4) l’anticipation de relations rédemptrices dans une communauté de célébration ici et maintenant.

Bref, l’Évangile est fondé sur l’engagement pour la justice et la liberté pour les personnes marginalisées et opprimées. Cependant, en tant que personne profondément religieuse qui a passé une grande partie de sa vie dans des milieux religieux traditionnels, à la fois protestants, islamiques et catholiques, je sais que dans de nombreuses communautés chrétiennes l’Évangile est souvent utilisé comme un outil de défense du patriarcat. Tout un système complexe de pensée a été développé autour de l’Évangile, prétendant y prendre sa source ; mais ce système trahit l’amour radical et inclusif du Christ au profit de la quête du pouvoir et de la domination. Dans ces milieux, je sentais ma personne comme femme diminuée, subjuguée et humiliée. Je savais que ma voix avait moins de poids, qu’elle ne comptait pas vraiment. Puis la Bible et l’Évangile étaient utilisés pour me faire taire, pour me soumettre aux hommes abusifs présents dans ma vie.

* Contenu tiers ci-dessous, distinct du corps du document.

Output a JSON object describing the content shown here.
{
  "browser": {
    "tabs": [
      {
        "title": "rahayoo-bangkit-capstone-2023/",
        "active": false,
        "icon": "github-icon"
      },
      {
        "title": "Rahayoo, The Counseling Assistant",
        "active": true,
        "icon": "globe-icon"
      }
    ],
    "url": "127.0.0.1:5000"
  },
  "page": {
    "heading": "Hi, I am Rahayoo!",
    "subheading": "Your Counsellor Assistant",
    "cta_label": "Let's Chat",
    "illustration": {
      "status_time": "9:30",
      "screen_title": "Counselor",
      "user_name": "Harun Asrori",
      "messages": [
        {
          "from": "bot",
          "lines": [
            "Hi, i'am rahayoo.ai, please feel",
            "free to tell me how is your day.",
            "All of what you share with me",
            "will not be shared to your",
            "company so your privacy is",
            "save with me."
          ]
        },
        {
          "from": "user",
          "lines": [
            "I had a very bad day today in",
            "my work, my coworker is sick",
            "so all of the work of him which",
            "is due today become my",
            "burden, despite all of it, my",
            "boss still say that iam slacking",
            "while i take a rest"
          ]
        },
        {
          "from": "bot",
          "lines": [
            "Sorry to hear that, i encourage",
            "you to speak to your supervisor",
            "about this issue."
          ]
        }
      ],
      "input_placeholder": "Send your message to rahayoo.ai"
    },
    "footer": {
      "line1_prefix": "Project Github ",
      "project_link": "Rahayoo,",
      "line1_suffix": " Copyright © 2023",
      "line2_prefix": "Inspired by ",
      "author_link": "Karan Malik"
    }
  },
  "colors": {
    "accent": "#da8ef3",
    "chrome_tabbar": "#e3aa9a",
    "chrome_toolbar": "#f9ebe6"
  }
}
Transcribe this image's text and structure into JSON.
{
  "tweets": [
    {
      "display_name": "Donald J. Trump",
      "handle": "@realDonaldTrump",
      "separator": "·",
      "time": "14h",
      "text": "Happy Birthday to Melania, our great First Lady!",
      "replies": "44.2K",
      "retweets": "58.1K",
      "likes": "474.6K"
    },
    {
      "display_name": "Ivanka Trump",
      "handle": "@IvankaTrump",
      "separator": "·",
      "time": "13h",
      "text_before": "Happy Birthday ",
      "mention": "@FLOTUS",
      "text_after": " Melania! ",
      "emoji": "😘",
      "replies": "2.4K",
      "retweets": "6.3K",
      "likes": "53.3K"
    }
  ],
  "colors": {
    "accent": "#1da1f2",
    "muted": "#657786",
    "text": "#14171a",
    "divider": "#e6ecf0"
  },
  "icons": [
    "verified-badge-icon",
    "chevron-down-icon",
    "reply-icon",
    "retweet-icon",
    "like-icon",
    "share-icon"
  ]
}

Ainsi, j’ai vu les livres saints utilisés pour imposer les règles du patriarcat, la culture de pureté, l’objectivation et la sexualisation des femmes, pour justifier le manque de représentation des femmes, leur exclusion des postes d’influence et d’autorité, le silence des femmes par la peur et la honte. Le message était clair : se soumettre, se conformer, se taire. En fin de compte, cela permettait toute sorte d’abus.

Alors j’ai beaucoup de sympathie pour les femmes – et j’en connais un bon nombre – qui se sentent aliénées par l’Évangile, qui ont l’impression de ne pas avoir la même valeur ni les mêmes droits que les hommes à cause d’un texte quelconque de l’apôtre Paul qui a été mal traduit et mal interprété par des hommes patriarcaux. Moi-même, j’ai dû m’éloigner des textes bibliques pendant un certain temps pour cette raison. Cependant, une fois sortie de ces milieux et mise en contact avec une lecture éduquée et appropriée de l’Évangile, j’ai vite compris que ce qui m’avait blessé n’était pas l’Évangile, mais plutôt l’appropriation malhonnête de l’Évangile par un système patriarcal. Avec l’aide de divers théologien·nes, chercheur·euses et spécialistes[1], j’ai compris que le conflit entre la fidélité à l’Évangile et l’engagement pour la justice est un faux conflit. Puis le processus de redécouverte de l’Évangile à travers le prisme du Christ plutôt que celui du patriarcat a été une véritable joie. L’engagement pour la justice est au cœur de l’Évangile. Il se retrouve dans les paroles prophétiques de Marie dans le Magnificat, dans la façon dont Jésus proclame la liberté et la délivrance aux pauvres, aux opprimé·es, aux prisonnier·ères, message au cœur de son ministère.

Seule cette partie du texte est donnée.